Neither of these ideas is particularly innovative, as one audience member pointed out. And while Streeting’s focus on medical school locations is a start, there are still some pretty big questions left unanswered. Implementing his plan would cost at least £1.2bn between 2024 and 2029. One way to support “the financial viability of [this] The plan suggests the expansion may be to increase the proportion of international students studying medicine at UK universities, from 7.5% to 10%. While increased medical school places will logically lead to more doctors graduating in the UK, international students often return to their home countries or work abroad soon after qualifying.
That’s not to mention the number of British doctors who move elsewhere, often to Australia, to work after finishing their years of basic training. In 2011, the UK provided Australia with 13 per cent of its GPs and 22 per cent of its specialists. Six years later, a 2017 BMJ report found that the number of British doctors working abroad in Australia and New Zealand continued to rise. increasewith an increase of 17 percent between 2014 and 2016.
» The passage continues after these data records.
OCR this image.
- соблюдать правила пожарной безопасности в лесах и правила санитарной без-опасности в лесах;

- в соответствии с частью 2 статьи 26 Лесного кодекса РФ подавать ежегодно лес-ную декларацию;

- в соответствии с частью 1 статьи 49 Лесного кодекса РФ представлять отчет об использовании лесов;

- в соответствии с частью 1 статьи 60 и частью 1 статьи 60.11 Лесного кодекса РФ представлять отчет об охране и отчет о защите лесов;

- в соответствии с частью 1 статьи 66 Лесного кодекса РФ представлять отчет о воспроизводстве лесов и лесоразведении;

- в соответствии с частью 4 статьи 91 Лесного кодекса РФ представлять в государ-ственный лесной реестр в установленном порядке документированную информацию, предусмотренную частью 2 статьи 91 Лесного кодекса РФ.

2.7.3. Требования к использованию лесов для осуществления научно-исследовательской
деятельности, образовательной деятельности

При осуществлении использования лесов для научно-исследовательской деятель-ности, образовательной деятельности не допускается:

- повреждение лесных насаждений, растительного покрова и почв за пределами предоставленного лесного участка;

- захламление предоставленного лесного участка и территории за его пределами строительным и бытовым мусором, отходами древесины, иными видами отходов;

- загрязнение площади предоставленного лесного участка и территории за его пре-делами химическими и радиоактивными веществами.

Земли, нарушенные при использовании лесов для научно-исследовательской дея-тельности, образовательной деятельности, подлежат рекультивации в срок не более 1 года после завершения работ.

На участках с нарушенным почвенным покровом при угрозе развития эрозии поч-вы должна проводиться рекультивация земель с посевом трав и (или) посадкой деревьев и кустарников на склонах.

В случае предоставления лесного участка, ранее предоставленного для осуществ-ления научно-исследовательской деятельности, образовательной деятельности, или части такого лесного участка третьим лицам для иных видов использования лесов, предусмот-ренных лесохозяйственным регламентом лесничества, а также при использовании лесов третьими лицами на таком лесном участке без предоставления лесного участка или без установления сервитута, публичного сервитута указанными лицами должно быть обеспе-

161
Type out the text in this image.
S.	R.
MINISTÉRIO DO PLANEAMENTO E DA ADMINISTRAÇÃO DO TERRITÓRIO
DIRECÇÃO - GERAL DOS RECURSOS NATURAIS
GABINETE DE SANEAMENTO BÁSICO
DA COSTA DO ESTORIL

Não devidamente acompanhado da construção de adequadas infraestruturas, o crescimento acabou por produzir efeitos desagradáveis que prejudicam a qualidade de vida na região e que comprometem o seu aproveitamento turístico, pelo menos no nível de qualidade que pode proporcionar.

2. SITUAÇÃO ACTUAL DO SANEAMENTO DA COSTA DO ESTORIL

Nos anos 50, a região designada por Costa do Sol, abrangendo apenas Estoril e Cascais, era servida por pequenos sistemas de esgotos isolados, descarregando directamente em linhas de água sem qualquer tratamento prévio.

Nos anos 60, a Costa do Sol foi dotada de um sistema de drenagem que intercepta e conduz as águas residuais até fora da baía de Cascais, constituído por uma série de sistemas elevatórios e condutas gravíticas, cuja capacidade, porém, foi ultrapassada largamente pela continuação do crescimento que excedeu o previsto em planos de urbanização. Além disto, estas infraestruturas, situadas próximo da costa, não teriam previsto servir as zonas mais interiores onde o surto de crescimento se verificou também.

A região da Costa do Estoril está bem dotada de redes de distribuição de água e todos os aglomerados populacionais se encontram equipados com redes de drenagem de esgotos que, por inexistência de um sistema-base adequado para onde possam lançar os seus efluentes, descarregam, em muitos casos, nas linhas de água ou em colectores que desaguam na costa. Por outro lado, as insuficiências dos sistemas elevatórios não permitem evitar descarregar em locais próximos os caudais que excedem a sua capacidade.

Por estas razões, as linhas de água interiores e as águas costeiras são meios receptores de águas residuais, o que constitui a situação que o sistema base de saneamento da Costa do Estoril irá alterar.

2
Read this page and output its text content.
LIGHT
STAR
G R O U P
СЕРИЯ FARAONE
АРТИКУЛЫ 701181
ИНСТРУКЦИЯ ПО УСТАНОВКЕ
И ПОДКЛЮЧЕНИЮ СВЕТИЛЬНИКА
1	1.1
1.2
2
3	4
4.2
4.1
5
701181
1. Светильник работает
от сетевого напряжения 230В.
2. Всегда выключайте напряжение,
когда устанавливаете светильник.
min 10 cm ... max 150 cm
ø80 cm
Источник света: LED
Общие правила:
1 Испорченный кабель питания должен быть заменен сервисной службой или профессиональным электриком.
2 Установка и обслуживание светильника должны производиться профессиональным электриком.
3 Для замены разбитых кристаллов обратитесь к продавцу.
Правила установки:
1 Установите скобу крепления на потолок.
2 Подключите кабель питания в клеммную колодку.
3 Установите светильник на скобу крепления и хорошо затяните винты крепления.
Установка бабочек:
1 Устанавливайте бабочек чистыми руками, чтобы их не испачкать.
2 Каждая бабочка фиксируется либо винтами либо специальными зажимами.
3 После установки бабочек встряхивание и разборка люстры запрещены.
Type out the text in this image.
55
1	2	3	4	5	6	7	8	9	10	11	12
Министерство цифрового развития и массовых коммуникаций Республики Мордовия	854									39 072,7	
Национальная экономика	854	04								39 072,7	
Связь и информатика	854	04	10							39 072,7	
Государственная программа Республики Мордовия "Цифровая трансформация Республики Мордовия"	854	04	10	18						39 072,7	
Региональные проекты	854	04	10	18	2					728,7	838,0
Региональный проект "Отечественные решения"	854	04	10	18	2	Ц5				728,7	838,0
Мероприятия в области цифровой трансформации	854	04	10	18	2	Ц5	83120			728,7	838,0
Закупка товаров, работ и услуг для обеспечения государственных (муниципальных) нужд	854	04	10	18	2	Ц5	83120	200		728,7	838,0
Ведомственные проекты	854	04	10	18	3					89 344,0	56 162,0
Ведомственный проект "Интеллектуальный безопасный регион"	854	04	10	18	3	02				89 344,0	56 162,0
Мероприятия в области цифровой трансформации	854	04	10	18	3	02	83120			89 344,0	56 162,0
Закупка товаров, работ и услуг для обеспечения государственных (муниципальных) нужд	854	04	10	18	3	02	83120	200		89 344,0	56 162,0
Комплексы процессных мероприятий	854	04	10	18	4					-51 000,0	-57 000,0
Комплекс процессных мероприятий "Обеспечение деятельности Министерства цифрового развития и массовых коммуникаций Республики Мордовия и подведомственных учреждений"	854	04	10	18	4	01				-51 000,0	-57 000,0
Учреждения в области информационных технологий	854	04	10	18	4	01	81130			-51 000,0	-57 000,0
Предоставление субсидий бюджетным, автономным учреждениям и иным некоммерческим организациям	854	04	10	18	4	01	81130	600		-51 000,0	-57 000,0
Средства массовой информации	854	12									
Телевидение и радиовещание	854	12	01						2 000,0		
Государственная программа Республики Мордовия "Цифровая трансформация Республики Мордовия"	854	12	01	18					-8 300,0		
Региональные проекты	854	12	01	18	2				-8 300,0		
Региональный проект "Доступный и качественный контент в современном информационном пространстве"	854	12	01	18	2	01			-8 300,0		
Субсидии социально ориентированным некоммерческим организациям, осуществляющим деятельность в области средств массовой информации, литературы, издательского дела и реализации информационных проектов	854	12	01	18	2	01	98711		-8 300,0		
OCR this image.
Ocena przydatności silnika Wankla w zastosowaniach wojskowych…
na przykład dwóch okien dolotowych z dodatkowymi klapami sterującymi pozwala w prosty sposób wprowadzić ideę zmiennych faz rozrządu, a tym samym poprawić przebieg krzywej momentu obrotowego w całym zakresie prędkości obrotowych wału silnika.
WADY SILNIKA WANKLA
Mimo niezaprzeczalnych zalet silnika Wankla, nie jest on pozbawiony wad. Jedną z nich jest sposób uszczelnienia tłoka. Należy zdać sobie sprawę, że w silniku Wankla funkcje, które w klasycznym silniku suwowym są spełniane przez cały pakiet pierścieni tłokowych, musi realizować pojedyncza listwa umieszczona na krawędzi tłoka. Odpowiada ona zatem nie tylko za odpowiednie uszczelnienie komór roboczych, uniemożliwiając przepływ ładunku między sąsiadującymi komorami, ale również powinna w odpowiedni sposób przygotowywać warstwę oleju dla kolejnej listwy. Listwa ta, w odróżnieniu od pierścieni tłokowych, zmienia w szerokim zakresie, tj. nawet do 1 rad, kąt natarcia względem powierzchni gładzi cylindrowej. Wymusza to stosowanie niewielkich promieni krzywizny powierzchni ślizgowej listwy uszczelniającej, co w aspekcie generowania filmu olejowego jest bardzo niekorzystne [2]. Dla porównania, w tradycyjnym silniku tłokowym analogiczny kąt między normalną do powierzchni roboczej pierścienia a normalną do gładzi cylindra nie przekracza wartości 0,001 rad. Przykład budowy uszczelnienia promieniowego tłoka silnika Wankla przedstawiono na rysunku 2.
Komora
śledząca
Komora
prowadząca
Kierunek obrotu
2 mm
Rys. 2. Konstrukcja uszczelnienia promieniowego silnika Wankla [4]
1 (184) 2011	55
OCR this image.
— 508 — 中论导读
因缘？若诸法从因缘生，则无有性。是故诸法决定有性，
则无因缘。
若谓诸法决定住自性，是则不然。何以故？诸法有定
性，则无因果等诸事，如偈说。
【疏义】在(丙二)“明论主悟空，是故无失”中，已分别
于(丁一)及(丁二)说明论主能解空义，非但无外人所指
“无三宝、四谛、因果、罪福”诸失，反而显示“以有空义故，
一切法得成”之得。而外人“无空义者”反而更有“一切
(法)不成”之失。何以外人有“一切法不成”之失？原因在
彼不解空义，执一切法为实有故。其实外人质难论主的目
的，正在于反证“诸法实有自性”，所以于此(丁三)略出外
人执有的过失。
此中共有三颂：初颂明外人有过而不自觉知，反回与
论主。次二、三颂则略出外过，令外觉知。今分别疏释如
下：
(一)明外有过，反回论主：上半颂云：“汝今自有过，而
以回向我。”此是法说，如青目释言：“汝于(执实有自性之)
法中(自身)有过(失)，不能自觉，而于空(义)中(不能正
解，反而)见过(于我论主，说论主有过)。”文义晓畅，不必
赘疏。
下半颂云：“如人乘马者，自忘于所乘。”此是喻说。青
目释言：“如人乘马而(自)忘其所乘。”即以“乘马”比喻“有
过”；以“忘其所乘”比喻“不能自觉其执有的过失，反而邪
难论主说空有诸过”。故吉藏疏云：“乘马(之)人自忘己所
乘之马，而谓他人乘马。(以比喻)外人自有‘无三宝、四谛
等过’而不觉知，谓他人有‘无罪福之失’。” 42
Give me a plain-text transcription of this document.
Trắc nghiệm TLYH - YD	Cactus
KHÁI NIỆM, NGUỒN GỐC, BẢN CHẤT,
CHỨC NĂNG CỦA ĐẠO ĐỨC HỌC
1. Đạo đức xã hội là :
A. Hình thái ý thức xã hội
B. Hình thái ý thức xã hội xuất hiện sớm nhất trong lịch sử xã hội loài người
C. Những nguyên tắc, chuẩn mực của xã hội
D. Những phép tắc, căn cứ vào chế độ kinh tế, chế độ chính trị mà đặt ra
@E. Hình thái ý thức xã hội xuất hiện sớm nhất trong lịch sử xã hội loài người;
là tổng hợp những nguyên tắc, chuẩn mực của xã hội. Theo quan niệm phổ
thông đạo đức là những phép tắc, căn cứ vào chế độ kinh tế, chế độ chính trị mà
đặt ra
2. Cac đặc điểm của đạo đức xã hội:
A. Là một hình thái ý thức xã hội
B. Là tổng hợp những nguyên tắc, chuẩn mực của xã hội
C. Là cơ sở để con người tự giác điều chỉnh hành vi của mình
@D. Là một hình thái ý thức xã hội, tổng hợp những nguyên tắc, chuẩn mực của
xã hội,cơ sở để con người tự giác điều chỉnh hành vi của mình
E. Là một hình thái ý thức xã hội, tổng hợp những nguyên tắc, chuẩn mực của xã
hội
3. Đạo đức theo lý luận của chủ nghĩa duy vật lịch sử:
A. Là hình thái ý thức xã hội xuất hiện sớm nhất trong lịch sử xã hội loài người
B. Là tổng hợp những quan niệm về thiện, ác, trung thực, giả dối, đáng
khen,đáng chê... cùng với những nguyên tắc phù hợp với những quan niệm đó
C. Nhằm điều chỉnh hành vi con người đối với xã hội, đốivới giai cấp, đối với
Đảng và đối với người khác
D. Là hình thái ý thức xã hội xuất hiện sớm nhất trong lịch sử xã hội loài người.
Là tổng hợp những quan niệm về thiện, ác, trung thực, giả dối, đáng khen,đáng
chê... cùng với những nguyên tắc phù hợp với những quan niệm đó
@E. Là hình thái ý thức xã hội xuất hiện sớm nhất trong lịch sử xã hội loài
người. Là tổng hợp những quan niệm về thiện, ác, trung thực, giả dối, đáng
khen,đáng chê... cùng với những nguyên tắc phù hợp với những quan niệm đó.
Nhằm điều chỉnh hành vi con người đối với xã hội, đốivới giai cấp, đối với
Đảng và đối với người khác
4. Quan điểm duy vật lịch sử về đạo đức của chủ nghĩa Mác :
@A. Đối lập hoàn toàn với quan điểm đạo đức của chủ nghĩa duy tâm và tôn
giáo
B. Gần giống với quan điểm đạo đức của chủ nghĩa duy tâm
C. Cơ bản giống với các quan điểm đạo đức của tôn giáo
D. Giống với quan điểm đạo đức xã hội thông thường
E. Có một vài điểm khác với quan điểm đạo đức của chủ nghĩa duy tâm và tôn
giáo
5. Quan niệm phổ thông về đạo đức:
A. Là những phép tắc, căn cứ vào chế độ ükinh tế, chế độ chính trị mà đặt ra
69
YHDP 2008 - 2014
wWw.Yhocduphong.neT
There is a huge retention problem in medicine, and many of my former classmates are planning to move to Australia after qualifying. Some are already there. I lobbied Streeting about this in the Policy Exchange talk: as much as we want to attract more medical students, how do we keep them in the UK without inadvertently funding doctors for other countries?
“Over the next few years, there will be more to say not just about recruitment, but also retention and return,” Wes Streeting responded. (Here, ‘return’ refers to the push to bring back doctors who have left the health service to help ‘replenish the workforce.’) But clearly, Streeting can’t offer much on this right now. Indeed, while the shadow health secretary has clearly spoken to a large number of healthcare students across the UK, including those on nursing and midwifery courses, to understand the reasons why newly qualified doctors want to leave the NHS, after Receiving your medical degree is much lower on your priority list. Wes Streeting seemed convinced that creating more positions for young doctors would encourage current medical professionals to stay. However, his plan does not seem to take into account the obvious time lag between the increase in places in medical schools and its reflection in the number of workers, or the aforementioned dilemma of international students.
Undoubtedly, there are many positive aspects to be drawn from Streeting’s proposals. Medical school curricula have evolved dramatically over the last 30 years, and focusing on the development of clinical and simulation-based teaching will only help better prepare medical students for hospital work. It is vital to consider new approaches to help applicants gain access to medical courses. But for the NHS to reform in a way that puts its patients first while keeping healthcare staff on the side, politicians need to better show how the solutions they offer will actually help, in real and practical terms. And they need to fully understand the issues facing healthcare workers if they want to retain them. Right now, I’m not convinced they do.